A grande questão que se coloca é a seguinte: haverá realmente um plano de generalização e de democratização do sistema público de ensino artístico? Ou estaremos perante mais uma «máscara» que o Governo utiliza para, mais uma vez, demitir o Estado das suas responsabilidades?

Ao som de Acordai, de Fernando Lopes-Graça, alunos, pais e professores da Escola de Música do Conservatório Nacional levantavam as vozes contra esta política. Relembrando esses versos, o Grupo Parlamentar do Partido Comunista Português manifesta, uma vez mais, a sua solidariedade e o seu empenho para essa luta.

(...)

Sr. Presidente,
Sr.ª Deputada Manuela Melo,

Muito obrigado pelas cinco perguntas que fez, às quais tentarei responder globalmente e não individualizando as respostas.

Sr.ª Deputada, não sei se estamos todos de acordo com a generalização e a democratização do ensino artístico público. Parece que, afinal, não estamos...! Com estas propostas parece que estamos de acordo com a generalização de alguma coisa que não se pode chamar nem ensino artístico nem público.

Pode chamar-se, porventura, actividades de enriquecimento curricular, mas exclusivamente na linguagem do Governo porque pouco enriquecem os currículos.

Sr.ª Deputada Manuela de Melo, a lei de bases do sistema educativo prevê que a música e outras vertentes educativas que orbitam em torno da formação integral do indivíduo devam ser integradas nos currículos. Ora, este Governo fez exactamente o oposto: passou-as para fora dos currículos e garantiu contratação de empresas privadas para irem à escola pública ministrar actividades que deviam ser curriculares e que estão fora dos currículos.

Este Governo demitiu, mais uma vez, o sistema público de uma das suas tarefas centrais. Vir dizer que defende o regime que este Governo fomenta e, ao mesmo tempo, a democratização do ensino artístico «não bate a bota com a perdigota», Sr.ª Deputada!

Quanto ao facto de o regime generalizado ser o integrado, Sr.ª Deputada, a questão que se coloca é a de saber se, com seis escolas públicas situadas exclusivamente no litoral, estaremos em condições de dizer que, acabando com o que temos, vamos democratizar. É mais ou menos o mesmo que me dizer que tem seis hospitais no País que só servem uma parte pequena da população e que é preciso generalizar o acesso à saúde e, então, fecha esses seis. Sim, senhor, é uma bela maneira de generalizar o acesso, mas às clínicas privadas.

Sr.ª Deputada, a questão central para proceder à generalização do regime integrado é a de garantir a cobertura territorial de uma rede coesa e financiada à altura das necessidades, assim garantindo que todos, quando querem, atingem e conseguem ter acesso ao ensino especializado da música.

Para terminar, sobre as propostas da escola disse a Sr.ª Deputada que houve toda a abertura do Governo.

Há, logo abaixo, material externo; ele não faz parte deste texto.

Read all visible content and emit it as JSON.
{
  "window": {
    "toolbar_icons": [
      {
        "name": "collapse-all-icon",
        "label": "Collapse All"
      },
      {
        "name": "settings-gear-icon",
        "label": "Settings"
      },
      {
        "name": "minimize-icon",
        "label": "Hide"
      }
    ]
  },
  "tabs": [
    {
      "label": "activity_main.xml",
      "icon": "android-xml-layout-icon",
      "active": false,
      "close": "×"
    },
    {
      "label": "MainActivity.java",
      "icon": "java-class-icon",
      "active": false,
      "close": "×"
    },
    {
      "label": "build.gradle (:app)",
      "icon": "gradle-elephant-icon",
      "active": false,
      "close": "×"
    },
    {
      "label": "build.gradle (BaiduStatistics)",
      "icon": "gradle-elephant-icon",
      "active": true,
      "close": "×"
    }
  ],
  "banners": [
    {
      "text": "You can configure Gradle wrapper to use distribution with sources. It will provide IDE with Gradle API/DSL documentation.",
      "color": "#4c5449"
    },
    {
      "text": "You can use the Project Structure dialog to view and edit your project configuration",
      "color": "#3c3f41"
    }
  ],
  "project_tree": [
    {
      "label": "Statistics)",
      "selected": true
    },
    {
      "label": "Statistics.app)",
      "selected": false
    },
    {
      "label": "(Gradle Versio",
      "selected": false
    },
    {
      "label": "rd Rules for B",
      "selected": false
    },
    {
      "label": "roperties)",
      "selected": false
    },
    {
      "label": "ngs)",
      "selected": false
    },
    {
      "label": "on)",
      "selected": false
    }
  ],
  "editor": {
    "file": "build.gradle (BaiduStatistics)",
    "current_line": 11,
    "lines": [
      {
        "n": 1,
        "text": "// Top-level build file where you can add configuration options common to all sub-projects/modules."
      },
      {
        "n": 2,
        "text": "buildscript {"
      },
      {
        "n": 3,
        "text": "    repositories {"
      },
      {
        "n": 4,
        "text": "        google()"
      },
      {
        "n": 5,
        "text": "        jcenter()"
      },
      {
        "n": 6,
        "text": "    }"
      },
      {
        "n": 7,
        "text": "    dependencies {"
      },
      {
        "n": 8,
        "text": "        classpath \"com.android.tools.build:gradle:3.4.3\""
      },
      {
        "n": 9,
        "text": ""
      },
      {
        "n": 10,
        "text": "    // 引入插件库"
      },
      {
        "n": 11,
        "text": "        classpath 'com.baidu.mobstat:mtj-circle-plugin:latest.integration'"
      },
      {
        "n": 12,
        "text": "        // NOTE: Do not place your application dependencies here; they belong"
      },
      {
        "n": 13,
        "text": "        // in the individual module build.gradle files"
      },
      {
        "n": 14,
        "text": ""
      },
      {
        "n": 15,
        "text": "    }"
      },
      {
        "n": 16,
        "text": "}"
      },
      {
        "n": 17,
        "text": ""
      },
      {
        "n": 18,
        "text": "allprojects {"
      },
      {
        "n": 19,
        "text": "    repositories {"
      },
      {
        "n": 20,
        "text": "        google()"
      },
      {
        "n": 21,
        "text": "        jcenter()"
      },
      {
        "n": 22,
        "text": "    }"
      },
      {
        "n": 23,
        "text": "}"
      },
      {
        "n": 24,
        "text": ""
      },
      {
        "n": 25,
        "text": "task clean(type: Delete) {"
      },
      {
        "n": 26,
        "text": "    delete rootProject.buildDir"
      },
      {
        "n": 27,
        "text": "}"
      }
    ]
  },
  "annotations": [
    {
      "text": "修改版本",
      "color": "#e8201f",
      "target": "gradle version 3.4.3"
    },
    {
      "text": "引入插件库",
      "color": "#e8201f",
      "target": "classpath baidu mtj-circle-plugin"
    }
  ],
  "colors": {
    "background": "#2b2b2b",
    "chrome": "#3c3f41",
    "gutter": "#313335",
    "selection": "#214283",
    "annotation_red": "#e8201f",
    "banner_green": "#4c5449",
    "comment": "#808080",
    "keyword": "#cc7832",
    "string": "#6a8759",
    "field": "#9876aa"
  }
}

Sr.ª Deputada, a Escola de Música do Conservatório Nacional fez chegar à Agência Nacional para a Qualificação as suas propostas, a qual, juntamente com a Ministra da Educação, veio publicamente tentar enxovalhar aquela direcção, dizendo que ela estava em falta, quando este grupo parlamentar tem conhecimento dessa entrega desde Julho de 2007!

Portanto, Sr.ª Deputada, sobre as propostas dos conservatórios, antes de ter encetado este processo, o Governo tinha feito bem em ter ouvido as escolas, ao invés de fazer tudo à margem delas e agora tentar impor desta forma.